Buglife has launched a 3-year ‘Bugs on the Brink’ project, on the UK Overseas Territory of St Helena.
Wildlife charity, Buglife – The Invertebrate Conservation Trust, has launched a 3-year ‘Bugs on the Brink’ project, on the UK Overseas Territory of St Helena. Many of St Helena’s unique invertebrates are on the brink of extinction, with some of its most iconic species, such as the Giant earwig, feared lost within living memory. Funded by the Darwin Initiative, the project will help to conserve St Helena’s globally threatened invertebrates. This is the first time that anyone has set out to create a long-term plan for conserving St Helena’s invertebrates. Buglife is working alongside local partners – the St Helena National Trust and St Helena Government – and the UK’s Centre for Ecology and Hydrology.
St Helena is one of the UK’s ‘Overseas Territories’, lying in the South Atlantic Ocean, mid-way between Africa and South America.
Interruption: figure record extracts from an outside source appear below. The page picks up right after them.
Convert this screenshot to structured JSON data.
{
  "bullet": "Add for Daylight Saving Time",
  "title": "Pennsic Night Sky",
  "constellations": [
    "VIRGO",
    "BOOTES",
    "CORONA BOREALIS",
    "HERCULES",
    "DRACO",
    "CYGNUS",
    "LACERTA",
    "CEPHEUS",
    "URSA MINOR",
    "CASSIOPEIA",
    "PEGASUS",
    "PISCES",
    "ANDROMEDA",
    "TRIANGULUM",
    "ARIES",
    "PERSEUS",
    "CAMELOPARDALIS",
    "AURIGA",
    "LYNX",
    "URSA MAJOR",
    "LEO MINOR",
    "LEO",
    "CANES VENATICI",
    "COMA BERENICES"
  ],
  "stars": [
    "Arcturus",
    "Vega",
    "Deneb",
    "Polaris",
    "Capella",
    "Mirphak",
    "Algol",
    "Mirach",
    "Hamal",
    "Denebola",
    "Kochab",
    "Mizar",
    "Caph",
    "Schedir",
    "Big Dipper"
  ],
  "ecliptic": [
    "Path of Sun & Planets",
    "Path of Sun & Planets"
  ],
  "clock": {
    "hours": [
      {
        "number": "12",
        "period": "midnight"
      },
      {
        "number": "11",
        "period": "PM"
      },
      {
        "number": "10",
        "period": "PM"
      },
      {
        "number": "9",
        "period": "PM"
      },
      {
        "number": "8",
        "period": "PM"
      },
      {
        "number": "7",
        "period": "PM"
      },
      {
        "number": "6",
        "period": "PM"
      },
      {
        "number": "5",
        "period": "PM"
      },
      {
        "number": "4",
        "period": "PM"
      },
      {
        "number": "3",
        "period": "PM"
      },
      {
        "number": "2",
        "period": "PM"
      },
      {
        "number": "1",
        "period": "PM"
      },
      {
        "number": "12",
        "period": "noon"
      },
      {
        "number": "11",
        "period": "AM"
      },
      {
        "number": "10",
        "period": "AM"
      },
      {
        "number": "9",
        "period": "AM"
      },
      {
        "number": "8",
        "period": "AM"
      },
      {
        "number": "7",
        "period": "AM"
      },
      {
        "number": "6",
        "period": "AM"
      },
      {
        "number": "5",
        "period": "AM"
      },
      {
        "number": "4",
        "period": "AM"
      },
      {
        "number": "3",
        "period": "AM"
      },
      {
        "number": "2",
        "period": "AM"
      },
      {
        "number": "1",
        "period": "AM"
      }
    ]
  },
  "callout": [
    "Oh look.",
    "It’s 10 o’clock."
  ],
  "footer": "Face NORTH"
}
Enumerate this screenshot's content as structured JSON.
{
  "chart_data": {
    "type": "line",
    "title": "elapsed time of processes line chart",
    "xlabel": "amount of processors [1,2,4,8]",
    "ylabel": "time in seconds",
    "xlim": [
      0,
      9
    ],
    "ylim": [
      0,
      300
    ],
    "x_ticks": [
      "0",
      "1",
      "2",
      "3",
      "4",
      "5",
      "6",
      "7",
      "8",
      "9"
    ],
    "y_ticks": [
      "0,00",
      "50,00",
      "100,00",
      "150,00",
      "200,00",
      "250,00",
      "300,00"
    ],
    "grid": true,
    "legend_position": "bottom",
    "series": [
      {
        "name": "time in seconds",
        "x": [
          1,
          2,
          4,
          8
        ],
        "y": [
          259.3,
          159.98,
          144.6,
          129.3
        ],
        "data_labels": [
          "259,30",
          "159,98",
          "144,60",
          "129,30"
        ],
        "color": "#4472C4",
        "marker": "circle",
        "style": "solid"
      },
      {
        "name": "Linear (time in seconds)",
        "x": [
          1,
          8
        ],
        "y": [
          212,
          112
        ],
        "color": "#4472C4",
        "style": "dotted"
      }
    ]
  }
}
It is one of the most remote inhabited islands in the world and, for now, can only be reached by boat. The island’s flora and fauna evolved in extreme isolation, resulting in more than 400 invertebrate species found nowhere else on Earth. For this reason, St Helena has been called the ‘Galapagos of the South Atlantic’.
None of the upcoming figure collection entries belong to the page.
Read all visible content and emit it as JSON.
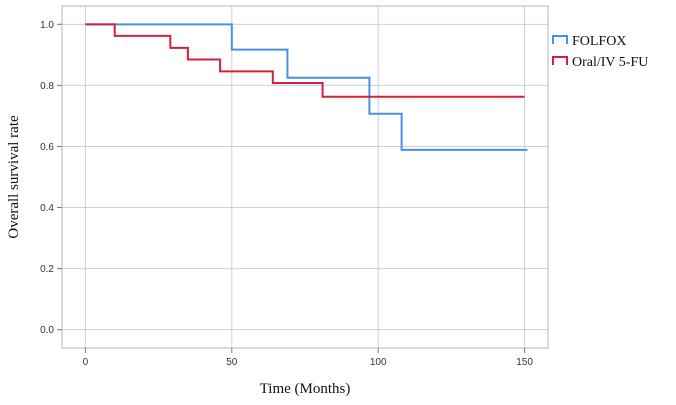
{
  "chart_data": {
    "type": "line",
    "step": true,
    "title": "",
    "xlabel": "Time (Months)",
    "ylabel": "Overall survival rate",
    "xlim": [
      -8,
      158
    ],
    "ylim": [
      -0.06,
      1.06
    ],
    "xticks": [
      0,
      50,
      100,
      150
    ],
    "yticks": [
      0.0,
      0.2,
      0.4,
      0.6,
      0.8,
      1.0
    ],
    "ytick_labels": [
      "0.0",
      "0.2",
      "0.4",
      "0.6",
      "0.8",
      "1.0"
    ],
    "grid": true,
    "legend_position": "top-right",
    "series": [
      {
        "name": "FOLFOX",
        "color": "#4a90e2",
        "x": [
          0,
          50,
          69,
          97,
          108,
          151
        ],
        "y": [
          1.0,
          0.917,
          0.825,
          0.707,
          0.589,
          0.589
        ]
      },
      {
        "name": "Oral/IV 5-FU",
        "color": "#d0223c",
        "x": [
          0,
          10,
          29,
          35,
          46,
          64,
          81,
          150
        ],
        "y": [
          1.0,
          0.962,
          0.923,
          0.885,
          0.846,
          0.808,
          0.763,
          0.763
        ]
      }
    ]
  }
}
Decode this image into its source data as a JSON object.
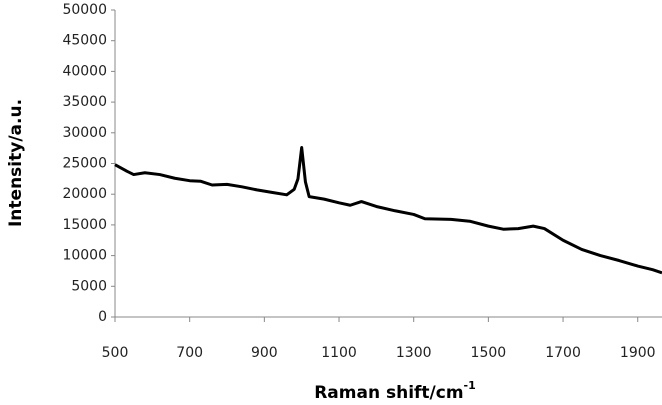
{
  "chart_data": {
    "type": "line",
    "y_label": "Intensity/a.u.",
    "x_label": {
      "text": "Raman shift/cm",
      "superscript": "-1"
    },
    "x": [
      500,
      530,
      550,
      580,
      620,
      660,
      700,
      730,
      760,
      800,
      840,
      880,
      920,
      960,
      980,
      990,
      1000,
      1010,
      1020,
      1060,
      1100,
      1130,
      1160,
      1200,
      1250,
      1300,
      1330,
      1400,
      1450,
      1500,
      1540,
      1580,
      1620,
      1650,
      1700,
      1750,
      1800,
      1850,
      1900,
      1940,
      1965
    ],
    "series": [
      {
        "name": "spectrum",
        "color": "#000000",
        "values": [
          24800,
          23800,
          23200,
          23500,
          23200,
          22600,
          22200,
          22100,
          21500,
          21600,
          21200,
          20700,
          20300,
          19900,
          20800,
          22500,
          27600,
          22000,
          19600,
          19200,
          18600,
          18200,
          18800,
          18000,
          17300,
          16700,
          16000,
          15900,
          15600,
          14800,
          14300,
          14400,
          14800,
          14400,
          12500,
          11000,
          10000,
          9200,
          8300,
          7700,
          7200
        ]
      }
    ],
    "xlim": [
      500,
      1965
    ],
    "ylim": [
      0,
      50000
    ],
    "xticks": [
      500,
      700,
      900,
      1100,
      1300,
      1500,
      1700,
      1900
    ],
    "yticks": [
      0,
      5000,
      10000,
      15000,
      20000,
      25000,
      30000,
      35000,
      40000,
      45000,
      50000
    ],
    "grid": false
  }
}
Unfortunately, following its discovery in 1502, St Helena suffered immense environmental destruction, caused by introduced livestock and forest clearance. Today, much of the island’s unique wildlife is threatened with extinction. Iconic invertebrates such as the Giant earwig (Labidura herculeana), Giant ground beetle (Aplothorax burchelli) and St Helena darter (a dragonfly – Sympetrum dilatatum) are believed lost within living memory. The remnants of the native flora and fauna are struggling to survive in habitat fragments, which occupy tiny fractions of their original areas. They also face a wide range of pressures from non-native plants and animals.
The ‘Bugs on the Brink’ project aims to support invertebrate conservation in the long-term, by training local staff, helping to restore native habitats, teaching school children about the vital role played by invertebrates, and raising public awareness of the special place invertebrates have in St Helena’s natural heritage. This work will help St Helena meet future challenges, such as the airport construction and associated expansion of tourism and development. It is hoped that invertebrates can play their part in supporting sustainable eco-tourism, on an island that is surely one of the jewels in the crown of UK biodiversity. The ‘Bugs on the Brink’ project will run until January 2016.
Richard Smith, Buglife Conservation Officer said ‘It is so important for us to be working with local conservationists, St Helena Government and the people of St Helena (known as Saints). Only together can we forge a long-term future for its unique biodiversity.’